お気に入りのリストランテでランチを食べて、デザートを待つ間になんとなくそれを取り出して眺めていると、声をかけられた。待ち人が来らしい。
よう、お待たせ。いいえ、お疲れ様。軽く言葉を交わし合う。
目の前の席に着いたミスタが不思議そうに私の手元を覗き込んだ。

「何を読んでんだ?」
「ミスタからもらったラブレター」
「はァ!?」

心底驚いた声で私の手元から便箋を奪い取ったミスタは顔を真っ赤に染め上げている。

「いつのだよコレ!」
「えっと…5歳?」
「なんでとってあるんだよ!」

未だに顔を赤らめながら叫んだミスタは、自分でもその手紙を読み返し、「うお…」と顔を覆い項垂れてしまった。

「Non posso vivere senza di te! なんて熱烈よね」
「揶揄うな……」
「可愛くていいと思うけど」

ミスタは手紙を握りしめながら私を不満気にじっと見つめている。

「ガキの俺の方がいい訳?」
「え?」

肘をつきながらぼそりと呟かれた言葉はあまりにも可愛らしい。彼はまるで嫉妬しているかのように不貞腐れている。

「そんなガキの自分に嫉妬してるの?」
「ちげーよ」

なんだか面白くなってにやつきながらそう言ってみると、案外はっきりと否定されて、首を傾けた。じゃあ、何をそんなにむくれているのだろう。
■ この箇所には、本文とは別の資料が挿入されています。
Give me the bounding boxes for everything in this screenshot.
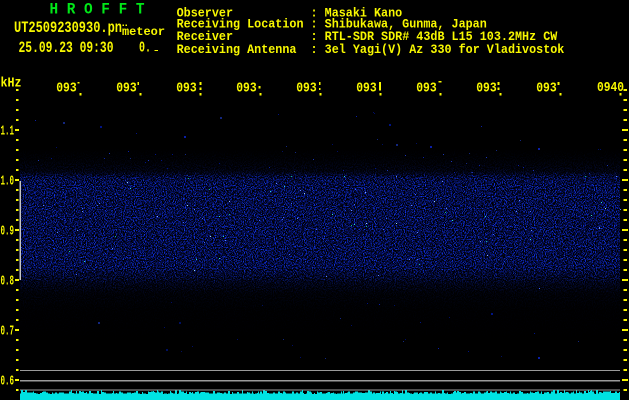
svg-text:0.9: 0.9 xyxy=(1,223,15,239)
svg-text:093: 093 xyxy=(536,81,557,96)
svg-text:093: 093 xyxy=(116,81,137,96)
svg-text:093: 093 xyxy=(56,81,76,96)
svg-text:093: 093 xyxy=(176,81,197,96)
svg-text:0.7: 0.7 xyxy=(1,323,15,339)
svg-text:1.0: 1.0 xyxy=(1,173,15,189)
svg-text:0940: 0940 xyxy=(597,81,624,96)
svg-text:093: 093 xyxy=(296,81,317,96)
svg-text:H R O F F T: H R O F F T xyxy=(50,1,145,19)
svg-text:UT2509230930.pn: UT2509230930.pn xyxy=(14,19,122,37)
svg-text:093: 093 xyxy=(236,81,257,96)
svg-text:093: 093 xyxy=(416,81,437,96)
svg-text:0.: 0. xyxy=(139,40,151,57)
svg-text:Receiving Antenna : 3el Yagi(: Receiving Antenna : 3el Yagi(V) Az 330 f… xyxy=(177,42,565,57)
svg-text:1.1: 1.1 xyxy=(1,123,15,139)
svg-text:093: 093 xyxy=(356,81,377,96)
svg-text:25.09.23 09:30: 25.09.23 09:30 xyxy=(19,39,114,57)
svg-text:0.8: 0.8 xyxy=(1,273,15,289)
svg-text:0.6: 0.6 xyxy=(1,373,15,389)
svg-text:meteor: meteor xyxy=(122,26,165,39)
svg-text:kHz: kHz xyxy=(1,75,22,91)
svg-text:093: 093 xyxy=(476,81,497,96)
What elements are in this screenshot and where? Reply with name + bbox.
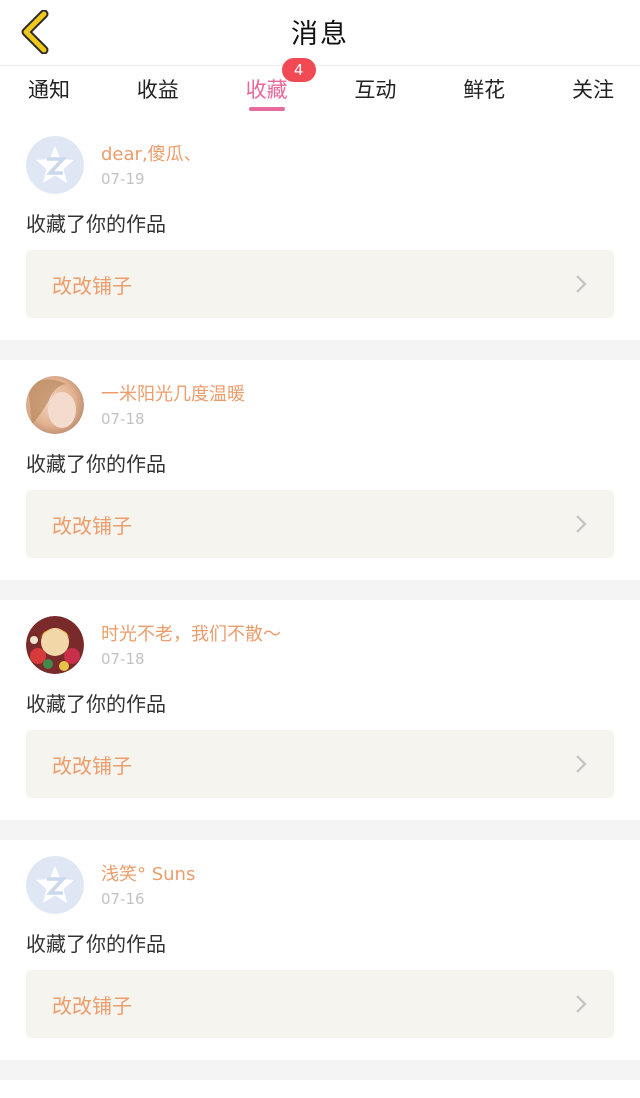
tab-interaction[interactable]: 互动 bbox=[352, 66, 398, 120]
tab-label: 通知 bbox=[28, 78, 70, 102]
tab-label: 关注 bbox=[571, 78, 614, 102]
action-text: 收藏了你的作品 bbox=[26, 692, 166, 716]
tab-label: 收藏 bbox=[245, 78, 288, 102]
tab-label: 收益 bbox=[136, 78, 179, 102]
illustration-avatar[interactable] bbox=[26, 616, 84, 674]
action-text: 收藏了你的作品 bbox=[26, 932, 166, 956]
tab-notice[interactable]: 通知 bbox=[26, 66, 72, 120]
timestamp: 07-18 bbox=[101, 410, 145, 428]
chevron-right-icon bbox=[576, 275, 587, 293]
default-avatar[interactable] bbox=[26, 136, 84, 194]
tab-flowers[interactable]: 鲜花 bbox=[461, 66, 507, 120]
nav-bar: 消息 bbox=[0, 0, 640, 66]
list-item: dear,傻瓜、 07-19 收藏了你的作品 改改铺子 bbox=[0, 120, 640, 340]
chevron-right-icon bbox=[576, 995, 587, 1013]
divider bbox=[0, 1060, 640, 1080]
store-name: 改改铺子 bbox=[52, 513, 132, 538]
timestamp: 07-16 bbox=[101, 890, 145, 908]
tab-follow[interactable]: 关注 bbox=[570, 66, 616, 120]
list-item: 浅笑° Suns 07-16 收藏了你的作品 改改铺子 bbox=[0, 840, 640, 1060]
action-text: 收藏了你的作品 bbox=[26, 212, 166, 236]
photo-avatar[interactable] bbox=[26, 376, 84, 434]
divider bbox=[0, 340, 640, 360]
store-link[interactable]: 改改铺子 bbox=[26, 490, 614, 558]
active-tab-indicator bbox=[248, 107, 285, 111]
unread-badge: 4 bbox=[281, 58, 316, 82]
store-link[interactable]: 改改铺子 bbox=[26, 250, 614, 318]
tab-label: 鲜花 bbox=[463, 78, 506, 102]
tab-bar: 通知 收益 收藏 4 互动 鲜花 关注 bbox=[0, 58, 640, 120]
timestamp: 07-18 bbox=[101, 650, 145, 668]
default-avatar[interactable] bbox=[26, 856, 84, 914]
user-name[interactable]: 浅笑° Suns bbox=[101, 864, 195, 886]
user-name[interactable]: dear,傻瓜、 bbox=[101, 144, 202, 166]
divider bbox=[0, 820, 640, 840]
list-item: 时光不老，我们不散～ 07-18 收藏了你的作品 改改铺子 bbox=[0, 600, 640, 820]
store-name: 改改铺子 bbox=[52, 273, 132, 298]
store-link[interactable]: 改改铺子 bbox=[26, 730, 614, 798]
divider bbox=[0, 580, 640, 600]
tab-label: 互动 bbox=[354, 78, 397, 102]
user-name[interactable]: 时光不老，我们不散～ bbox=[101, 624, 281, 646]
store-name: 改改铺子 bbox=[52, 753, 132, 778]
chevron-right-icon bbox=[576, 515, 587, 533]
page-title: 消息 bbox=[291, 19, 349, 50]
timestamp: 07-19 bbox=[101, 170, 145, 188]
tab-favorites[interactable]: 收藏 4 bbox=[244, 58, 316, 120]
user-name[interactable]: 一米阳光几度温暖 bbox=[101, 384, 245, 406]
store-name: 改改铺子 bbox=[52, 993, 132, 1018]
action-text: 收藏了你的作品 bbox=[26, 452, 166, 476]
list-item: 一米阳光几度温暖 07-18 收藏了你的作品 改改铺子 bbox=[0, 360, 640, 580]
store-link[interactable]: 改改铺子 bbox=[26, 970, 614, 1038]
tab-earnings[interactable]: 收益 bbox=[135, 66, 181, 120]
chevron-right-icon bbox=[576, 755, 587, 773]
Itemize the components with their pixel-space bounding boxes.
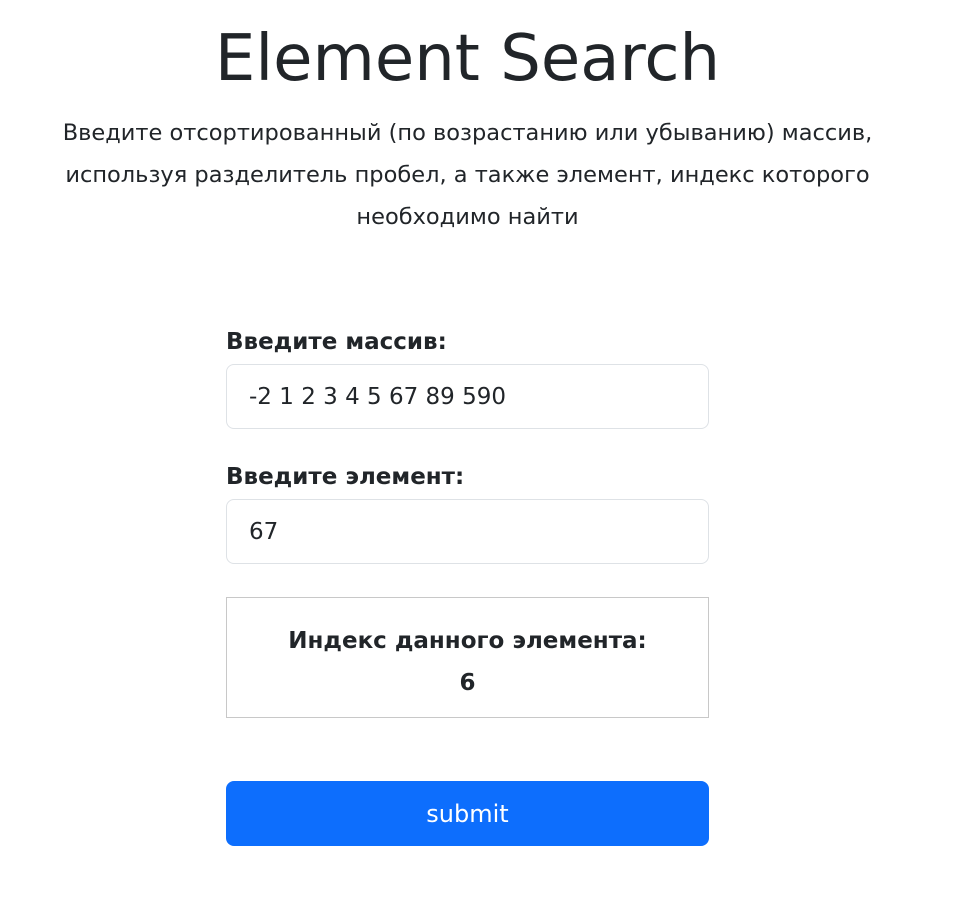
- result-value: 6: [459, 670, 476, 696]
- submit-button[interactable]: submit: [226, 781, 709, 846]
- element-label: Введите элемент:: [226, 464, 465, 490]
- element-form-group: Введите элемент:: [226, 462, 709, 564]
- result-box: Индекс данного элемента: 6: [226, 597, 709, 718]
- page-title: Element Search: [214, 22, 721, 96]
- array-label: Введите массив:: [226, 329, 447, 355]
- element-input[interactable]: [226, 499, 709, 564]
- array-form-group: Введите массив:: [226, 327, 709, 429]
- page-description: Введите отсортированный (по возрастанию …: [62, 120, 873, 230]
- result-label: Индекс данного элемента:: [288, 628, 647, 654]
- array-input[interactable]: [226, 364, 709, 429]
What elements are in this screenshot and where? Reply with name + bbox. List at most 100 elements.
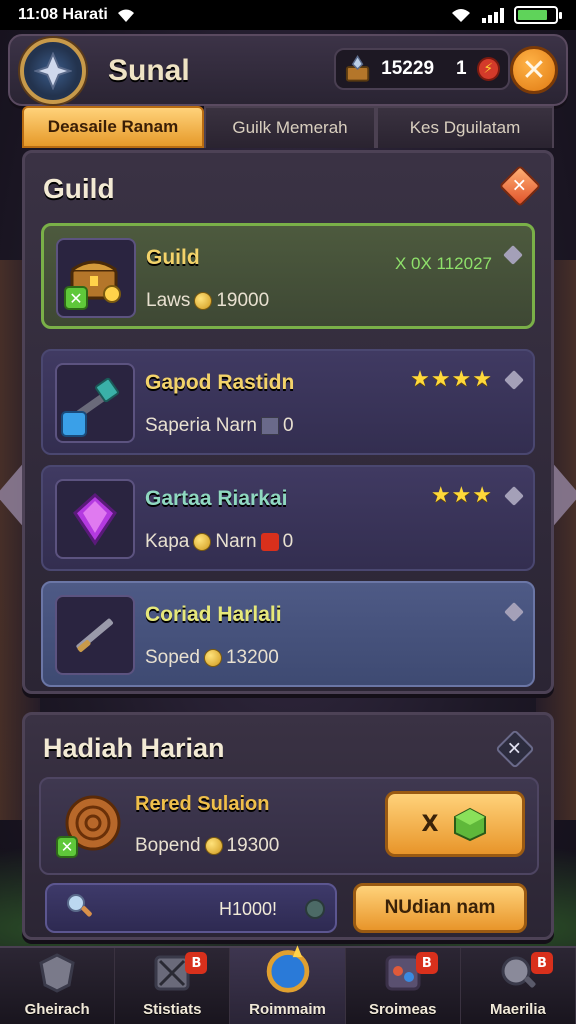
header-bar: Sunal 15229 1 ⚡ ✕ bbox=[8, 34, 568, 106]
currency-count: 1 bbox=[456, 58, 467, 79]
claim-label: X bbox=[421, 811, 439, 837]
nav-item-roimmaim[interactable]: Roimmaim bbox=[230, 945, 346, 1024]
daily-action-button[interactable]: NUdian nam bbox=[353, 883, 527, 933]
item-sub-value: 13200 bbox=[225, 647, 279, 668]
item-sub-value: 0 bbox=[282, 415, 294, 436]
item-sub-value: Narn bbox=[215, 531, 257, 552]
wifi-icon bbox=[117, 9, 134, 22]
star-rating: ★★★ bbox=[430, 483, 493, 508]
reward-text: X 0X 112027 bbox=[394, 254, 492, 273]
signal-icon bbox=[482, 7, 504, 23]
item-sub-label: Saperia Narn bbox=[145, 415, 257, 436]
daily-reward-card: ✕ Rered Sulaion Bopend 19300 X bbox=[39, 777, 539, 875]
crystal-chest-icon bbox=[345, 55, 370, 82]
coin-icon bbox=[203, 649, 222, 667]
daily-panel-close-button[interactable]: ✕ bbox=[495, 729, 535, 769]
currency-amount: 15229 bbox=[381, 58, 435, 79]
nav-label: Roimmaim bbox=[249, 1001, 326, 1018]
nav-item-sroimeas[interactable]: Sroimeas B bbox=[346, 948, 461, 1024]
guild-list-item[interactable]: Gapod Rastidn Saperia Narn 0 ★★★★ bbox=[41, 349, 535, 455]
search-value: H1000! bbox=[219, 899, 278, 919]
status-right bbox=[450, 6, 562, 24]
magic-orb-icon bbox=[266, 945, 309, 993]
item-sub: Kapa Narn 0 bbox=[145, 531, 293, 553]
green-crate-icon bbox=[454, 807, 487, 842]
daily-panel-title: Hadiah Harian bbox=[43, 733, 225, 763]
tab-kes-dguilatam[interactable]: Kes Dguilatam bbox=[376, 106, 554, 148]
battery-icon bbox=[514, 6, 562, 24]
guild-emblem-icon[interactable] bbox=[20, 38, 86, 104]
coin-icon bbox=[204, 837, 223, 855]
daily-reward-panel: Hadiah Harian ✕ ✕ Rered Sulaion Bopend 1… bbox=[22, 712, 554, 940]
nav-label: Gheirach bbox=[24, 1001, 90, 1018]
coin-icon bbox=[194, 292, 213, 310]
sword-icon bbox=[55, 595, 135, 675]
guild-list-item[interactable]: Coriad Harlali Soped 13200 bbox=[41, 581, 535, 687]
guild-panel-title: Guild bbox=[43, 173, 115, 204]
currency-display: 15229 1 ⚡ bbox=[334, 48, 510, 90]
item-name: Gapod Rastidn bbox=[145, 371, 295, 394]
guild-list-item[interactable]: Gartaa Riarkai Kapa Narn 0 ★★★ bbox=[41, 465, 535, 571]
item-name: Coriad Harlali bbox=[145, 603, 282, 626]
guild-list-item[interactable]: ✕ Guild Laws 19000 X 0X 112027 bbox=[41, 223, 535, 329]
tab-deasaile-ranam[interactable]: Deasaile Ranam bbox=[22, 106, 204, 148]
daily-reward-name: Rered Sulaion bbox=[135, 793, 270, 815]
daily-reward-sub-label: Bopend bbox=[135, 835, 201, 856]
expand-diamond-icon[interactable] bbox=[504, 370, 524, 390]
wifi-icon bbox=[452, 9, 470, 22]
daily-reward-sub-value: 19300 bbox=[226, 835, 280, 856]
star-rating: ★★★★ bbox=[410, 367, 493, 392]
guild-panel-close-button[interactable]: ✕ bbox=[498, 164, 542, 208]
nav-item-maerilia[interactable]: Maerilia B bbox=[461, 948, 576, 1024]
nav-item-stistiats[interactable]: Stistiats B bbox=[115, 948, 231, 1024]
item-sub-label: Kapa bbox=[145, 531, 190, 552]
claim-reward-button[interactable]: X bbox=[385, 791, 525, 857]
notification-badge: B bbox=[531, 952, 554, 974]
page-title: Sunal bbox=[108, 54, 190, 87]
close-icon: ✕ bbox=[507, 738, 523, 760]
bottom-navigation: Gheirach Stistiats B Roimmaim Sroimeas B… bbox=[0, 945, 576, 1024]
search-go-icon[interactable] bbox=[305, 899, 325, 919]
svg-text:✕: ✕ bbox=[61, 838, 74, 856]
status-time-text: 11:08 Harati bbox=[18, 6, 108, 23]
item-sub: Saperia Narn 0 bbox=[145, 415, 294, 437]
close-button[interactable]: ✕ bbox=[510, 46, 558, 94]
item-sub: Laws 19000 bbox=[146, 290, 269, 312]
nav-label: Maerilia bbox=[489, 1001, 546, 1018]
status-bar: 11:08 Harati bbox=[0, 0, 576, 30]
item-name: Gartaa Riarkai bbox=[145, 487, 288, 510]
coin-icon bbox=[193, 533, 212, 551]
item-sub-value-2: 0 bbox=[282, 531, 294, 552]
frame-icon bbox=[260, 417, 279, 435]
tab-bar: Deasaile Ranam Guilk Memerah Kes Dguilat… bbox=[22, 106, 554, 148]
nav-label: Stistiats bbox=[143, 1001, 202, 1018]
expand-diamond-icon[interactable] bbox=[504, 602, 524, 622]
hammer-icon bbox=[55, 363, 135, 443]
guild-panel: Guild ✕ ✕ Guild Laws 19000 X 0X 112027 G… bbox=[22, 150, 554, 694]
status-time: 11:08 Harati bbox=[18, 6, 136, 24]
item-sub-value: 19000 bbox=[216, 290, 270, 311]
expand-diamond-icon[interactable] bbox=[504, 486, 524, 506]
tab-guilk-memerah[interactable]: Guilk Memerah bbox=[204, 106, 376, 148]
red-badge-icon bbox=[260, 533, 279, 551]
expand-diamond-icon[interactable] bbox=[503, 245, 523, 265]
nav-label: Sroimeas bbox=[368, 1001, 437, 1018]
item-sub-label: Soped bbox=[145, 647, 200, 668]
item-sub: Soped 13200 bbox=[145, 647, 279, 669]
notification-badge: B bbox=[185, 952, 208, 974]
item-name: Guild bbox=[146, 246, 200, 269]
frame-badge-icon bbox=[61, 411, 87, 437]
search-input[interactable]: H1000! bbox=[45, 883, 337, 933]
search-icon bbox=[67, 894, 92, 917]
treasure-chest-icon: ✕ bbox=[56, 238, 136, 318]
item-sub-label: Laws bbox=[146, 290, 191, 311]
purple-gem-icon bbox=[55, 479, 135, 559]
notification-badge: B bbox=[415, 952, 438, 974]
wood-log-icon: ✕ bbox=[56, 795, 121, 858]
daily-reward-sub: Bopend 19300 bbox=[135, 835, 279, 857]
shield-icon bbox=[39, 953, 75, 993]
nav-item-gheirach[interactable]: Gheirach bbox=[0, 948, 116, 1024]
add-currency-icon[interactable]: ⚡ bbox=[476, 57, 500, 81]
check-badge-icon: ✕ bbox=[64, 286, 88, 310]
close-icon: ✕ bbox=[512, 175, 528, 197]
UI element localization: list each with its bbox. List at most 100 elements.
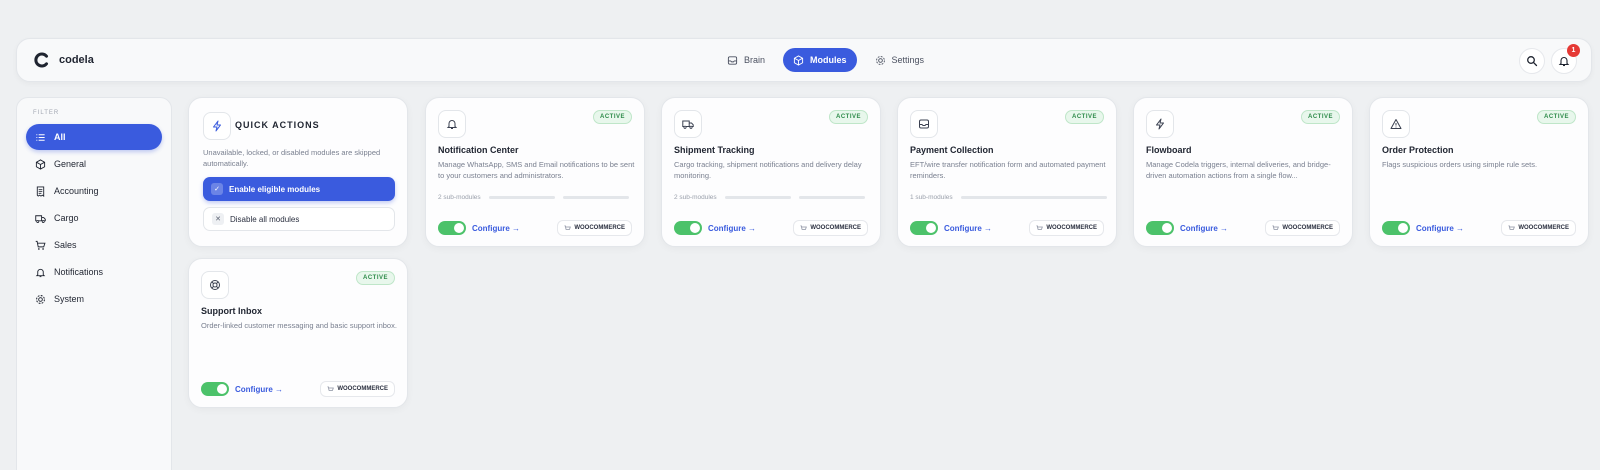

暫くこちらを見つめているだけだったミスタは、一つ息をついてテーブルの上の私の手を取った。そうして、自分の口元に引き寄せて、優しくキスを落とす。彼らしくないスキンシップに思わず「え」と声を漏らした私を、彼はじっと見つめている。

「愛の言葉なら俺が直接いくらでも囁いてやる」

だから、昔の手紙なんていらないだろ。
あまりに真剣な瞳が私を貫いていて、身体が固まった。じわじわと恥ずかしくなって、指先から熱が伝わってくる。
照れていることを悟られたくなくて、思わず「つまり嫉妬じゃない」と目を逸らして言うと、「…まあ、そうかもな」と優しく返されたので、更に恥ずかしくなってしまった。